Additional Prerequisites

  • The data for the interactive map is not yet available for winter. 
  • Scrolling over each bar in the vulnerability tool displays a specific bird species and how much of its range has been lost, gained, or maintained.
  • To best use the interactive vulnerability chart, students should have a basic understanding of the North American biomes.

Differentiation

  • Using the vulnerability tool, students can investigate why some birds are more vulnerable than others and discuss their hypotheses in groups.
  • Biology students could use this tool to learn more about birds in their local area and investigate how this loss of habitat may affect local ecosystems, biodiversity, and ecosystem resilience.
  • This resource can also be used in math classes during lessons about data visualization and reading graphs and charts. Have students graph out the number of North American bird species affected by climate change in different warming scenarios or the habitat gained, maintained, and lost for different species at differing levels of warming.
  • By inputting your zip code or state into the Birds and Climate Visualizer, students can learn more about the climate policies in your state or county and how those changes may affect birds and people.  Consider using this tool in a social studies or civics class to discuss the laws and regulations that may affect wildlife habitat and human health.

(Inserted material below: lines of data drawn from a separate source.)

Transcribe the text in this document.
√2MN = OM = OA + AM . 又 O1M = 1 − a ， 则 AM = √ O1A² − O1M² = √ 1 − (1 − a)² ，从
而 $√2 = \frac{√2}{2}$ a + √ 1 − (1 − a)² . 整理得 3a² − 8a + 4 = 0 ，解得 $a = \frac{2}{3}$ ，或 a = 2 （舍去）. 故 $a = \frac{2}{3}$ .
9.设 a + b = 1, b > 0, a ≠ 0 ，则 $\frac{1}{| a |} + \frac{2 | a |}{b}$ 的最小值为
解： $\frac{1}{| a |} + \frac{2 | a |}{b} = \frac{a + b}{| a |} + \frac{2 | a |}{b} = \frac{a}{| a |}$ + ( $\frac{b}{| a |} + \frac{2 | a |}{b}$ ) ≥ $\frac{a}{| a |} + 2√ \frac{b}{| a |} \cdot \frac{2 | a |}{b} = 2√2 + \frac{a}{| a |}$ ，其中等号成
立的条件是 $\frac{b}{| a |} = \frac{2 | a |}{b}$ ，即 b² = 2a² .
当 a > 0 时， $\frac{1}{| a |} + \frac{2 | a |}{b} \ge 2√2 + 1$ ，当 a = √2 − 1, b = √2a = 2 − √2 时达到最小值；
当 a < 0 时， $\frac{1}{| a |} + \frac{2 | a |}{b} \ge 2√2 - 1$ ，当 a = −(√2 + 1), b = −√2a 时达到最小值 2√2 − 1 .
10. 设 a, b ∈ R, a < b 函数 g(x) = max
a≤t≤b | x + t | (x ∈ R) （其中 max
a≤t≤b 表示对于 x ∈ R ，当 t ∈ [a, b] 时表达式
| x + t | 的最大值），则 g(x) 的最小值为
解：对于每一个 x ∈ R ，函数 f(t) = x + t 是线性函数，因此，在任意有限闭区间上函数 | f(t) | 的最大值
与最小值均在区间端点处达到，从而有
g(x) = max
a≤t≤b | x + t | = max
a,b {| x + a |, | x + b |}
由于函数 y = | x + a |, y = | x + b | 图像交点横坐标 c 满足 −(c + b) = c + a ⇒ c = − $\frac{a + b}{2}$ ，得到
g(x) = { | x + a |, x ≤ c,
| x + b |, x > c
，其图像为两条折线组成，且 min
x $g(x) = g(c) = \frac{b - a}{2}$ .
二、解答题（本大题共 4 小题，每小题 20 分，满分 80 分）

  • To extend the lesson, have students scroll to the bottom of the resource to learn more about what can be done do to take climate action and help the birds. Have students compare these solutions to the most impactful climate solutions identified by Project Drawdown.
Scientist Notes
The resource raises awareness of how climate change is affecting birds throughout North America. It includes a map where students can investigate various warming scenarios to gauge and illustrate how vulnerable these birds are to shifting climatic patterns. The climate modeling and attribution in the resource employed proper scientific evidence and datasets, and this resource is great for education.
Standards
  • Science
    • ETS1: Engineering Design
      • HS-ETS1-4. Use a computer simulation to model the impact of proposed solutions to a complex real-world problem with numerous criteria and constraints on interactions within and between systems relevant to the problem.

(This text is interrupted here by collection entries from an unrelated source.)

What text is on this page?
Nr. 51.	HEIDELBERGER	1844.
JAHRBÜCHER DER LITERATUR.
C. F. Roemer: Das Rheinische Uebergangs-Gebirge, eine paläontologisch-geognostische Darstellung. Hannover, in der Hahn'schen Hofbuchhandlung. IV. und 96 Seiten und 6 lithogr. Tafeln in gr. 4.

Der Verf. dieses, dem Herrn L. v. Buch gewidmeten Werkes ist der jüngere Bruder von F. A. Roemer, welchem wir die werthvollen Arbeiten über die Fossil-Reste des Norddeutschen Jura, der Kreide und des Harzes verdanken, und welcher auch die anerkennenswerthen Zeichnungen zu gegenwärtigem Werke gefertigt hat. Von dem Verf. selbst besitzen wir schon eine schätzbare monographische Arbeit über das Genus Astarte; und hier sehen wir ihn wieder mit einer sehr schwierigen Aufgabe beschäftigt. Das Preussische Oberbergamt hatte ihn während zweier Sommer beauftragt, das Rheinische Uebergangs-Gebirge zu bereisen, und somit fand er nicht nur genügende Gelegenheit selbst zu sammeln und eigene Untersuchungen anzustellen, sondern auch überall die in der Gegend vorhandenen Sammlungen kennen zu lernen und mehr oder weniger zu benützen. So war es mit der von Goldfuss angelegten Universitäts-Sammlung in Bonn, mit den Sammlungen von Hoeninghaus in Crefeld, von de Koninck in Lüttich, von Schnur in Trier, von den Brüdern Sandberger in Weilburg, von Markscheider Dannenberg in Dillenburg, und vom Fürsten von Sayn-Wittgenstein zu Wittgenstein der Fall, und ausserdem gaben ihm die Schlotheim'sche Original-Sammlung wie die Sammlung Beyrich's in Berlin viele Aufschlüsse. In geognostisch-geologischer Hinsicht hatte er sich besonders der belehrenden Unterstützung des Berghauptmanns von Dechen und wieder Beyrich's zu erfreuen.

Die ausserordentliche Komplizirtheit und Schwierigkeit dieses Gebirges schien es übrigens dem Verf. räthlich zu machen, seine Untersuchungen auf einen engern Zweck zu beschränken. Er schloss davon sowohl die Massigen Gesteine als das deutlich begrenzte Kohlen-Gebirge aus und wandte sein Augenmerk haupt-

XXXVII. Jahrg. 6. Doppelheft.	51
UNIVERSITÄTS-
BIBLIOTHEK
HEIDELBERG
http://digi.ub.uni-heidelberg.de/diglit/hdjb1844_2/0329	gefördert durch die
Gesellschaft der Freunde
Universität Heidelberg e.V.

    • LS2: Interactions, Energy, and Dynamics Within Ecosystems
      • MS-LS2-4. Construct an argument supported by empirical evidence that changes to physical or biological components of an ecosystem affect populations.
      • HS-LS2-1. Use mathematical and computational representations to support explanations of factors that affect carrying capacity of ecosystems at different scales.

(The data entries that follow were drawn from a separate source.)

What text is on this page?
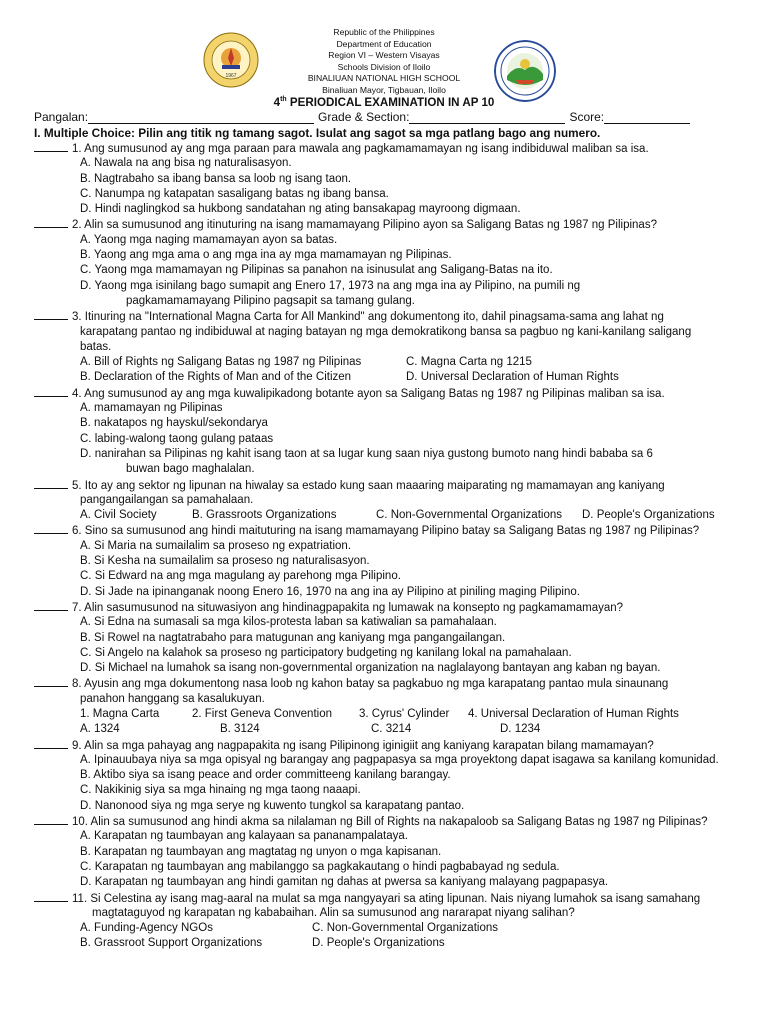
1967
Republic of the Philippines
Department of Education
Region VI – Western Visayas
Schools Division of Iloilo
BINALIUAN NATIONAL HIGH SCHOOL
Binaliuan Mayor, Tigbauan, Iloilo
4th PERIODICAL EXAMINATION IN AP 10
Pangalan:	Grade & Section:	Score:
I. Multiple Choice: Pilin ang titik ng tamang sagot. Isulat ang sagot sa mga patlang bago ang numero.
1. Ang sumusunod ay ang mga paraan para mawala ang pagkamamamayan ng isang indibiduwal maliban sa isa.
A. Nawala na ang bisa ng naturalisasyon.
B. Nagtrabaho sa ibang bansa sa loob ng isang taon.
C. Nanumpa ng katapatan sasaligang batas ng ibang bansa.
D. Hindi naglingkod sa hukbong sandatahan ng ating bansakapag mayroong digmaan.
2. Alin sa sumusunod ang itinuturing na isang mamamayang Pilipino ayon sa Saligang Batas ng 1987 ng Pilipinas?
A. Yaong mga naging mamamayan ayon sa batas.
B. Yaong ang mga ama o ang mga ina ay mga mamamayan ng Pilipinas.
C. Yaong mga mamamayan ng Pilipinas sa panahon na isinusulat ang Saligang-Batas na ito.
D. Yaong mga isinilang bago sumapit ang Enero 17, 1973 na ang mga ina ay Pilipino, na pumili ng
pagkamamamayang Pilipino pagsapit sa tamang gulang.
3. Itinuring na "International Magna Carta for All Mankind" ang dokumentong ito, dahil pinagsama-sama ang lahat ng
karapatang pantao ng indibiduwal at naging batayan ng mga demokratikong bansa sa pagbuo ng kani-kanilang saligang
batas.
A. Bill of Rights ng Saligang Batas ng 1987 ng Pilipinas	C. Magna Carta ng 1215
B. Declaration of the Rights of Man and of the Citizen	D. Universal Declaration of Human Rights
4. Ang sumusunod ay ang mga kuwalipikadong botante ayon sa Saligang Batas ng 1987 ng Pilipinas maliban sa isa.
A. mamamayan ng Pilipinas
B. nakatapos ng hayskul/sekondarya
C. labing-walong taong gulang pataas
D. nanirahan sa Pilipinas ng kahit isang taon at sa lugar kung saan niya gustong bumoto nang hindi bababa sa 6
buwan bago maghalalan.
5. Ito ay ang sektor ng lipunan na hiwalay sa estado kung saan maaaring maiparating ng mamamayan ang kaniyang
pangangailangan sa pamahalaan.
A. Civil Society	B. Grassroots Organizations	C. Non-Governmental Organizations D. People's Organizations
6. Sino sa sumusunod ang hindi maituturing na isang mamamayang Pilipino batay sa Saligang Batas ng 1987 ng Pilipinas?
A. Si Maria na sumailalim sa proseso ng expatriation.
B. Si Kesha na sumailalim sa proseso ng naturalisasyon.
C. Si Edward na ang mga magulang ay parehong mga Pilipino.
D. Si Jade na ipinanganak noong Enero 16, 1970 na ang ina ay Pilipino at piniling maging Pilipino.
7. Alin sasumusunod na situwasiyon ang hindinagpapakita ng lumawak na konsepto ng pagkamamamayan?
A. Si Edna na sumasali sa mga kilos-protesta laban sa katiwalian sa pamahalaan.
B. Si Rowel na nagtatrabaho para matugunan ang kaniyang mga pangangailangan.
C. Si Angelo na kalahok sa proseso ng participatory budgeting ng kanilang lokal na pamahalaan.
D. Si Michael na lumahok sa isang non-governmental organization na naglalayong bantayan ang kaban ng bayan.
8. Ayusin ang mga dokumentong nasa loob ng kahon batay sa pagkabuo ng mga karapatang pantao mula sinaunang
panahon hanggang sa kasalukuyan.
1. Magna Carta	2. First Geneva Convention 3. Cyrus' Cylinder 4. Universal Declaration of Human Rights
A. 1324	B. 3124	C. 3214	D. 1234
9. Alin sa mga pahayag ang nagpapakita ng isang Pilipinong iginigiit ang kaniyang karapatan bilang mamamayan?
A. Ipinauubaya niya sa mga opisyal ng barangay ang pagpapasya sa mga proyektong dapat isagawa sa kanilang komunidad.
B. Aktibo siya sa isang peace and order committeeng kanilang barangay.
C. Nakikinig siya sa mga hinaing ng mga taong naaapi.
D. Nanonood siya ng mga serye ng kuwento tungkol sa karapatang pantao.
10. Alin sa sumusunod ang hindi akma sa nilalaman ng Bill of Rights na nakapaloob sa Saligang Batas ng 1987 ng Pilipinas?
A. Karapatan ng taumbayan ang kalayaan sa pananampalataya.
B. Karapatan ng taumbayan ang magtatag ng unyon o mga kapisanan.
C. Karapatan ng taumbayan ang mabilanggo sa pagkakautang o hindi pagbabayad ng sedula.
D. Karapatan ng taumbayan ang hindi gamitan ng dahas at pwersa sa kaniyang malayang pagpapasya.
11. Si Celestina ay isang mag-aaral na mulat sa mga nangyayari sa ating lipunan. Nais niyang lumahok sa isang samahang
magtataguyod ng karapatan ng kababaihan. Alin sa sumusunod ang nararapat niyang salihan?
A. Funding-Agency NGOs	C. Non-Governmental Organizations
B. Grassroot Support Organizations	D. People's Organizations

    • LS4: Biological Evolution
      • HS-LS4-6. Create or revise a simulation to test a solution to mitigate adverse impacts of human activity on biodiversity.
  • Mathematics
    • Statistics and Probability (6-12)
      • M.7.SP.C.5 Understand that the probability of a chance event is a number between 0 and 1 that expresses the likelihood of the event occurring. Larger numbers indicate greater likelihood. A probability near 0 indicates an unlikely event, a probability around 1/2 indicates an event that is neither unlikely nor likely, and a probability near 1 indicates a likely event.
  • Social Studies
    • Geography
      • SS.Geog1.a.h Use printed and digital maps to ask and answer geographic questions (e.g., Where are there patterns? Why there? So what?) and evaluate the appropriateness of geographic data and representations to understand real-world problems. Explain how current geospatial technologies (e.g., Geographic Information Systems (GIS), Global Positioning Systems (GPS), satellite images, remote sensing) are used for personal, business, and government purposes.